This view from the Mast Camera (Mastcam) in NASA’s Curiosity Mars rover shows an outcrop of finely layered rocks within the Murray Buttes region on lower Mount Sharp.
Image credits NASA/JPL-Caltech.

NASA’s Curiosity rover has been busy poking around the lower slopes of Mount Sharp on Mars and has sent back some of the most striking color images of the Red Planet to date.

“Curiosity’s science team has been thrilled to go on this road trip through a bit of the American desert Southwest on Mars,” reports Ashwin Vasavada, a scientists working on the Curiosity project.
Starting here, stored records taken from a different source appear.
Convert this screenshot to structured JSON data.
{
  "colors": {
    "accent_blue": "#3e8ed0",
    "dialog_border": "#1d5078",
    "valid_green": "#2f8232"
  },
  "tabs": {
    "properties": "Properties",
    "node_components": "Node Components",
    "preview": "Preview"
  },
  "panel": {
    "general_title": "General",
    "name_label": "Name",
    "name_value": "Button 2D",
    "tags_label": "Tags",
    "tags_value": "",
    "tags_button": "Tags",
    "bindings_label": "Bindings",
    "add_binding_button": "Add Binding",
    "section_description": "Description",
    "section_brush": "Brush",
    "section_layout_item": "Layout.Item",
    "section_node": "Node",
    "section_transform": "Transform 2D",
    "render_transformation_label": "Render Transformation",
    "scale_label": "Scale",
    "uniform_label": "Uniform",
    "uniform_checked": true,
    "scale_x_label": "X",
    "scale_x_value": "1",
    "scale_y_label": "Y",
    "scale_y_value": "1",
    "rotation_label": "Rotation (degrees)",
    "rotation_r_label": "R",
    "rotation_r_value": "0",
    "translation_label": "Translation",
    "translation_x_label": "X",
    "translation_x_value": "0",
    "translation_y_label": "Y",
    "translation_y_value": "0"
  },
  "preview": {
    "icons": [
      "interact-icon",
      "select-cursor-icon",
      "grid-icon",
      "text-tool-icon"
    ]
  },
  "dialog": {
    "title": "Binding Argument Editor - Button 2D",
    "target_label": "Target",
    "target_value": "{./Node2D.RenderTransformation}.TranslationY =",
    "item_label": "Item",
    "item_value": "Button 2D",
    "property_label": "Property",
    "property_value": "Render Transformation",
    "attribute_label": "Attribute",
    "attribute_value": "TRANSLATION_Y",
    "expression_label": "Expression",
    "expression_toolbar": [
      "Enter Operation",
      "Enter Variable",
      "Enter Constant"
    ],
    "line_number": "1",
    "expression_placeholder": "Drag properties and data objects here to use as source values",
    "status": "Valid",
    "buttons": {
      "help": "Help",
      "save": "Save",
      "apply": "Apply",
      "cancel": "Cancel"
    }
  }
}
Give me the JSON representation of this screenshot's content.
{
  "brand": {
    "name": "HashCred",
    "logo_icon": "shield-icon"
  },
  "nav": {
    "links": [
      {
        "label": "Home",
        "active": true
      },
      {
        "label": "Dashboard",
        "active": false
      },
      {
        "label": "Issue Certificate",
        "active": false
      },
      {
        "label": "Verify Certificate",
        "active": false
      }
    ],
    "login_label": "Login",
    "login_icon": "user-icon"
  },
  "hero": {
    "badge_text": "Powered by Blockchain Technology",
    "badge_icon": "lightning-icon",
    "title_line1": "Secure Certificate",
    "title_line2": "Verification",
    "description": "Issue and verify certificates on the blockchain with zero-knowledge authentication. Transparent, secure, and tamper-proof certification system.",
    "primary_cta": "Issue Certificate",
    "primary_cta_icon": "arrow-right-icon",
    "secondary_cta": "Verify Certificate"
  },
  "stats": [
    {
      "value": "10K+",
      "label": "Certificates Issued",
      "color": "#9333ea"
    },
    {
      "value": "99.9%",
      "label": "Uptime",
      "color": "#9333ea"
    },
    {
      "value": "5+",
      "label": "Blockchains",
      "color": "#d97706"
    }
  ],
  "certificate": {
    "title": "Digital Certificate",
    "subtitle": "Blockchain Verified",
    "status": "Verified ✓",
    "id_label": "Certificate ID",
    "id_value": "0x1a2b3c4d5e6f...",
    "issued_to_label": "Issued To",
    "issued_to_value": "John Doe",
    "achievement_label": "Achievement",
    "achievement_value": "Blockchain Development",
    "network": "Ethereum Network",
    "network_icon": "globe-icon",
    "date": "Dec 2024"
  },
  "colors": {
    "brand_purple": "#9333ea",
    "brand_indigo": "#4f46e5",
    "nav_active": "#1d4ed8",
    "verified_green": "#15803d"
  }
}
The pictures were taken on September 8th on the Murray Buttes area on the lower slopes of Mount Sharp — a towering peak rising 5.5 km (18,000 ft) in the center of Mars’ huge Gale crater. It was first identified in the 1970s and has all the makings of a heavily eroded sedimentary formation. While this is a pretty common occurrence here on Earth where there is a lot of wind and water to carry minerals from one place to another, it’s a surprising find on Mars. Researchers estimate that the peak took around 2 billion years to form, but have no idea where the sediments came from or what medium helped deposit them.

Murray Buttes is a relatively elevated area, littered with buttes (isolated hills with steep or vertical slopes and flat tops) and mesas. They’re pretty similar, with the only difference between them being size — buttes are like tiny flat-topped hills, and mesas are medium-sized flat-topped hills.

Sloping buttes and layered outcrops within the Murray Buttes region on lower Mount Sharp.
Image credits NASA / JPL-Caltech.

They were formed over millions of years by erosion working the crater’s sandstone floor. The new pictures Curiosity sent back gives us the best view we’ve ever seen of their shapes and the layers of rock from which they formed, a treasure trove of information for the team back home

“Studying these buttes up close has given us a better understanding of ancient sand dunes that formed and were buried, chemically changed by groundwater, exhumed and eroded to form the landscape that we see today,” says Vasavada.

The rover will conclude its month-long exploration of the Murray Buttes with a drilling campaign in the region’s southernmost buttes. After that, it will move higher up the slopes of Mount Sharp.

Image credits NASA / JPL-Caltech.

Image credits NASA / JPL-Caltech.

NASA said that they will piece the images together to assemble several large, color mosaics of the area in the near future — after they’re done learning all they can from these awesome snaps.